A Semantic Web for science and technology communicating the content of mathematics In the Large

Saturday, December 9, 2006 - 12:00pm - 12:30pm
EE/CS 3-180
Michael Kohlhase (International University Bremen)
The distributivity of information and services over the Internet has changed all aspects of
life. The process of developing and deploying science and technology is no exception to this. Its
individual aspects are already supported by a variety of software systems, but the systems are,
by and large, not able to inter-operate since they use differing data formats, make differing model
assumptions, and are bound to an implicitly given context that is only documented in publications
about the systems.

We anticipate a new quality to emerge if humans and systems can inter-operate to cover the
whole work-flow of research, education, and application. To further this vision we need to develop,
implement, and provide semantic-based and context-aware techniques for acquiring, organizing,
processing, sharing, and using knowledge in Science and Technology.

In this talk I will present an alternative vision of a 'Semantic Web' for Science and Technology.
Like Tim Berners-Lee's vision we aim to make the Web (here scientific knowledge) machineunderstandable
instead of merely machine-readable. However, instead of a top-down metadatadriven
approach, which tries to approximate the content of documents by linking them to web
ontologies (expressed in terminologic logics), we explore a bottom-up approach and focus on
making explicit the intrinsic structure of the underlying scientific knowledge. A connection of
documents to web ontologies is still possible, but a secondary effect.

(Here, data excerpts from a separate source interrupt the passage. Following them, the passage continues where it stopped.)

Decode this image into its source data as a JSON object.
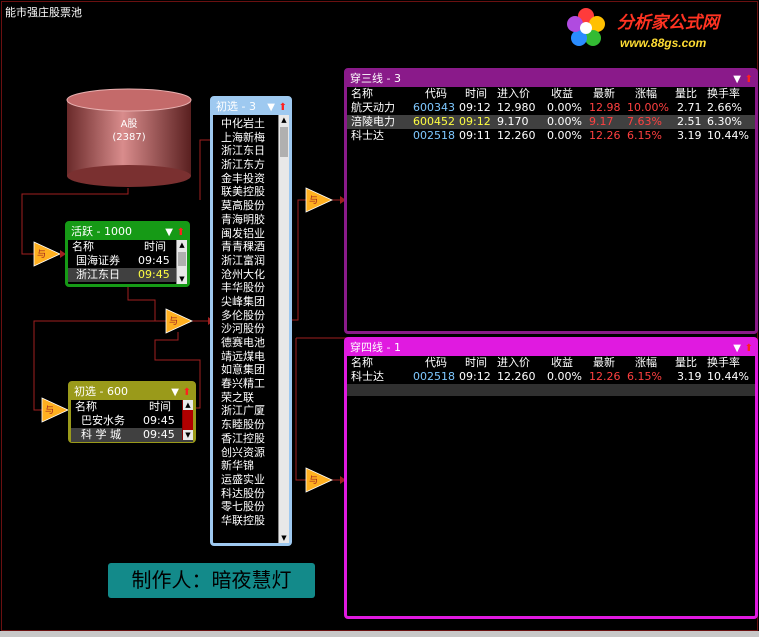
{
  "app": {
    "title": "能市强庄股票池"
  },
  "logo": {
    "name": "分析家公式网",
    "url": "www.88gs.com"
  },
  "database": {
    "label": "A股",
    "count": "(2387)"
  },
  "panels": {
    "huoyue": {
      "title": "活跃 - 1000",
      "headers": [
        "名称",
        "时间"
      ],
      "rows": [
        {
          "name": "国海证券",
          "time": "09:45"
        },
        {
          "name": "浙江东日",
          "time": "09:45"
        }
      ]
    },
    "chuxuan600": {
      "title": "初选 - 600",
      "headers": [
        "名称",
        "时间"
      ],
      "rows": [
        {
          "name": "巴安水务",
          "time": "09:45"
        },
        {
          "name": "科 学 城",
          "time": "09:45"
        }
      ]
    },
    "list": {
      "title": "初选 - 3",
      "items": [
        "中化岩土",
        "上海新梅",
        "浙江东日",
        "浙江东方",
        "金丰投资",
        "联美控股",
        "莫高股份",
        "青海明胶",
        "闽发铝业",
        "青青稞酒",
        "浙江富润",
        "沧州大化",
        "丰华股份",
        "尖峰集团",
        "多伦股份",
        "沙河股份",
        "德赛电池",
        "靖远煤电",
        "如意集团",
        "春兴精工",
        "荣之联",
        "浙江广厦",
        "东睦股份",
        "香江控股",
        "创兴资源",
        "新华锦",
        "运盛实业",
        "科达股份",
        "零七股份",
        "华联控股"
      ]
    },
    "chuansan": {
      "title": "穿三线 - 3",
      "headers": [
        "名称",
        "代码",
        "时间",
        "进入价",
        "收益",
        "最新",
        "涨幅",
        "量比",
        "换手率"
      ],
      "rows": [
        {
          "name": "航天动力",
          "code": "600343",
          "time": "09:12",
          "price": "12.980",
          "gain": "0.00%",
          "last": "12.98",
          "chg": "10.00%",
          "vr": "2.71",
          "turn": "2.66%"
        },
        {
          "name": "涪陵电力",
          "code": "600452",
          "time": "09:12",
          "price": "9.170",
          "gain": "0.00%",
          "last": "9.17",
          "chg": "7.63%",
          "vr": "2.51",
          "turn": "6.30%"
        },
        {
          "name": "科士达",
          "code": "002518",
          "time": "09:11",
          "price": "12.260",
          "gain": "0.00%",
          "last": "12.26",
          "chg": "6.15%",
          "vr": "3.19",
          "turn": "10.44%"
        }
      ]
    },
    "chuansi": {
      "title": "穿四线 - 1",
      "headers": [
        "名称",
        "代码",
        "时间",
        "进入价",
        "收益",
        "最新",
        "涨幅",
        "量比",
        "换手率"
      ],
      "rows": [
        {
          "name": "科士达",
          "code": "002518",
          "time": "09:12",
          "price": "12.260",
          "gain": "0.00%",
          "last": "12.26",
          "chg": "6.15%",
          "vr": "3.19",
          "turn": "10.44%"
        }
      ]
    }
  },
  "gate_label": "与",
  "credit": "制作人：暗夜慧灯",
  "colors": {
    "huoyue": "#169a16",
    "chuxuan": "#9a9a1a",
    "list": "#9ec9f0",
    "chuansan": "#8a1a8a",
    "chuansi": "#e01ae0",
    "wire": "#a02020",
    "gate": "#ffb020"
  }
}
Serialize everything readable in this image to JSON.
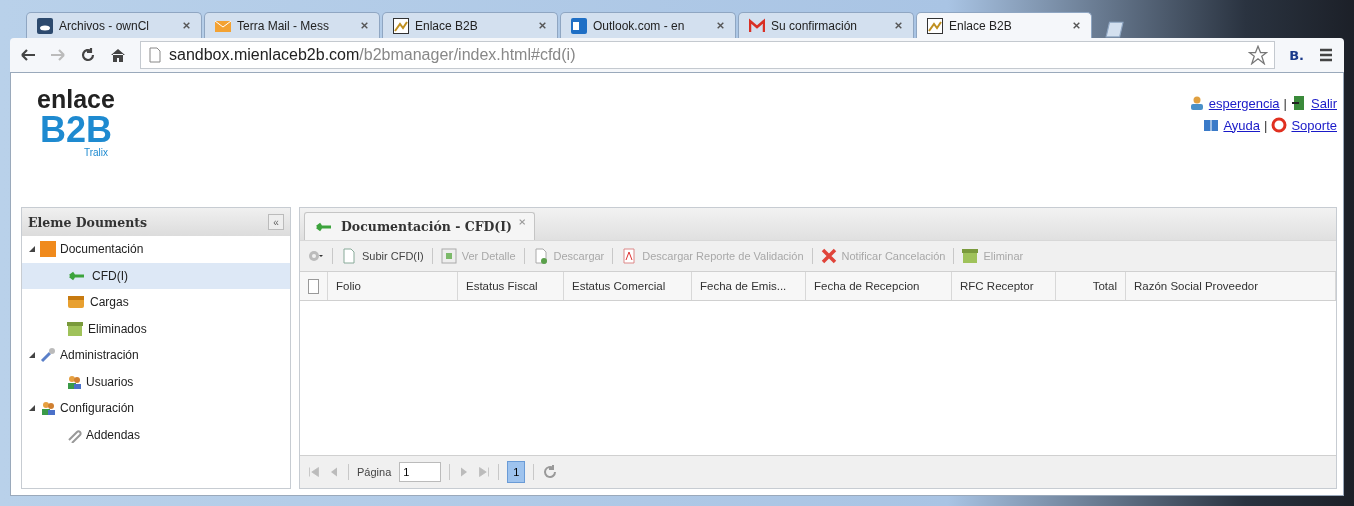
{
  "browser": {
    "tabs": [
      {
        "title": "Archivos - ownCl",
        "selected": false
      },
      {
        "title": "Terra Mail - Mess",
        "selected": false
      },
      {
        "title": "Enlace B2B",
        "selected": false
      },
      {
        "title": "Outlook.com - en",
        "selected": false
      },
      {
        "title": "Su confirmación",
        "selected": false
      },
      {
        "title": "Enlace B2B",
        "selected": true
      }
    ],
    "url_host": "sandbox.mienlaceb2b.com",
    "url_path": "/b2bmanager/index.html#cfd(i)",
    "extension": "B."
  },
  "header": {
    "logo": {
      "line1": "enlace",
      "line2": "B2B",
      "line3": "Tralix"
    },
    "links": [
      {
        "left": "espergencia",
        "separator": "|",
        "right": "Salir"
      },
      {
        "left": "Ayuda",
        "separator": "|",
        "right": "Soporte"
      }
    ]
  },
  "sidebar": {
    "title": "Eleme Douments",
    "collapse": "«",
    "items": [
      {
        "label": "Documentación",
        "expanded": true,
        "selected": false,
        "children": [
          {
            "label": "CFD(I)",
            "selected": true
          },
          {
            "label": "Cargas",
            "selected": false
          },
          {
            "label": "Eliminados",
            "selected": false
          }
        ]
      },
      {
        "label": "Administración",
        "expanded": true,
        "selected": false,
        "children": [
          {
            "label": "Usuarios",
            "selected": false
          }
        ]
      },
      {
        "label": "Configuración",
        "expanded": true,
        "selected": false,
        "children": [
          {
            "label": "Addendas",
            "selected": false
          }
        ]
      }
    ]
  },
  "panel": {
    "tab": {
      "title": "Documentación - CFD(I)",
      "close": "×"
    },
    "toolbar": [
      {
        "kind": "gear"
      },
      {
        "kind": "button",
        "label": "Subir CFD(I)",
        "disabled": false
      },
      {
        "kind": "button",
        "label": "Ver Detalle",
        "disabled": true
      },
      {
        "kind": "button",
        "label": "Descargar",
        "disabled": true
      },
      {
        "kind": "button",
        "label": "Descargar Reporte de Validación",
        "disabled": true
      },
      {
        "kind": "button",
        "label": "Notificar Cancelación",
        "disabled": true
      },
      {
        "kind": "button",
        "label": "Eliminar",
        "disabled": true
      }
    ],
    "table": {
      "select_all": {
        "checked": false
      },
      "columns": [
        "Folio",
        "Estatus Fiscal",
        "Estatus Comercial",
        "Fecha de Emis...",
        "Fecha de Recepcion",
        "RFC Receptor",
        "Total",
        "Razón Social Proveedor"
      ]
    },
    "pager": {
      "label": "Página",
      "value": "1",
      "page": "1"
    }
  }
}
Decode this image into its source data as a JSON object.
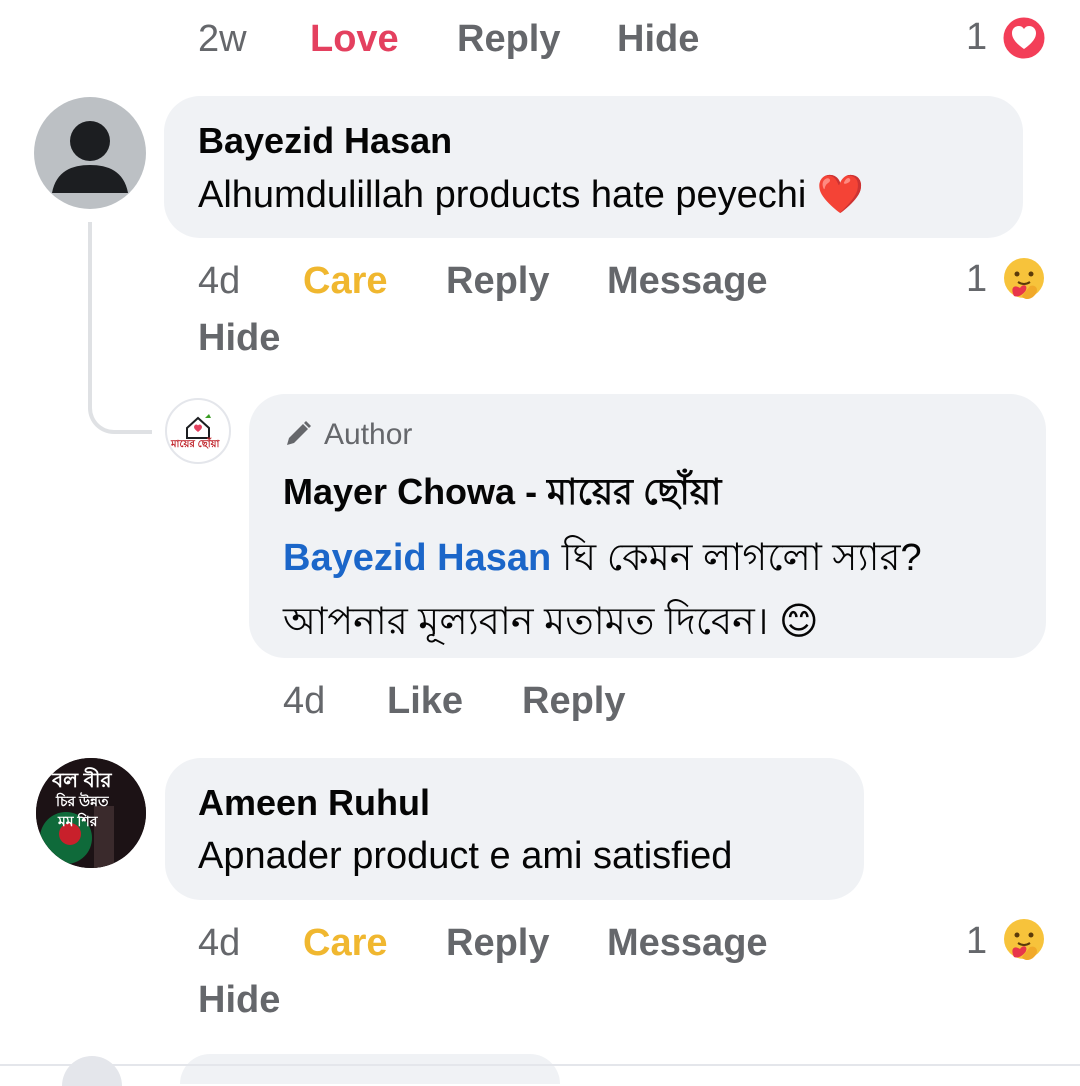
{
  "top_actions": {
    "time": "2w",
    "reaction_label": "Love",
    "reply_label": "Reply",
    "hide_label": "Hide",
    "reaction_count": "1"
  },
  "comments": [
    {
      "author": "Bayezid Hasan",
      "text": "Alhumdulillah products hate peyechi ❤️",
      "time": "4d",
      "reaction_label": "Care",
      "reply_label": "Reply",
      "message_label": "Message",
      "hide_label": "Hide",
      "reaction_count": "1"
    },
    {
      "badge": "Author",
      "author": "Mayer Chowa - মায়ের ছোঁয়া",
      "mention": "Bayezid Hasan",
      "text_line1": " ঘি কেমন লাগলো স্যার?",
      "text_line2": "আপনার মূল্যবান মতামত দিবেন। 😊",
      "avatar_text": "মায়ের ছোঁয়া",
      "time": "4d",
      "like_label": "Like",
      "reply_label": "Reply"
    },
    {
      "author": "Ameen Ruhul",
      "text": "Apnader product e ami satisfied",
      "avatar_text": [
        "বল বীর",
        "চির উন্নত",
        "মম শির"
      ],
      "time": "4d",
      "reaction_label": "Care",
      "reply_label": "Reply",
      "message_label": "Message",
      "hide_label": "Hide",
      "reaction_count": "1"
    }
  ],
  "colors": {
    "love": "#e4405f",
    "care": "#f0b72f",
    "mention": "#1b66c9",
    "bubble": "#f0f2f5",
    "meta": "#65676b"
  }
}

I will make these ideas concrete with the XML-based content/context format for mathematic
discourses (OMDoc: Open Mathematical Documents) that supports novel web services by blending
formal and natural elements. The core purpose of the OMDoc format is to enable communication
of mathematics in the large. Most current representation formats for mathematics concentrate
on representing mathematical formulae and give the representations meaning by providing a fixed
context (in the specification). As these contexts only cover specific mathematical areas, we can
only cover mathematics mathematics in the small with this approach.

OMDoc extends MathML and OpenMath by a rich markup language for (meaning-providing)
contexts, which even provides constructs to inter-relate contexts. Thus it can emulate other
representation languages by marking up their inscribed contexts, and can act as an interoperability
format between languages and even software systems. Taken to the extreme, it can even act as
an interoperability format between scientific disciplines; I will discuss this using the the ongoing
extension efforts towards STMML2 (Science, Technology & Medical Markup Language).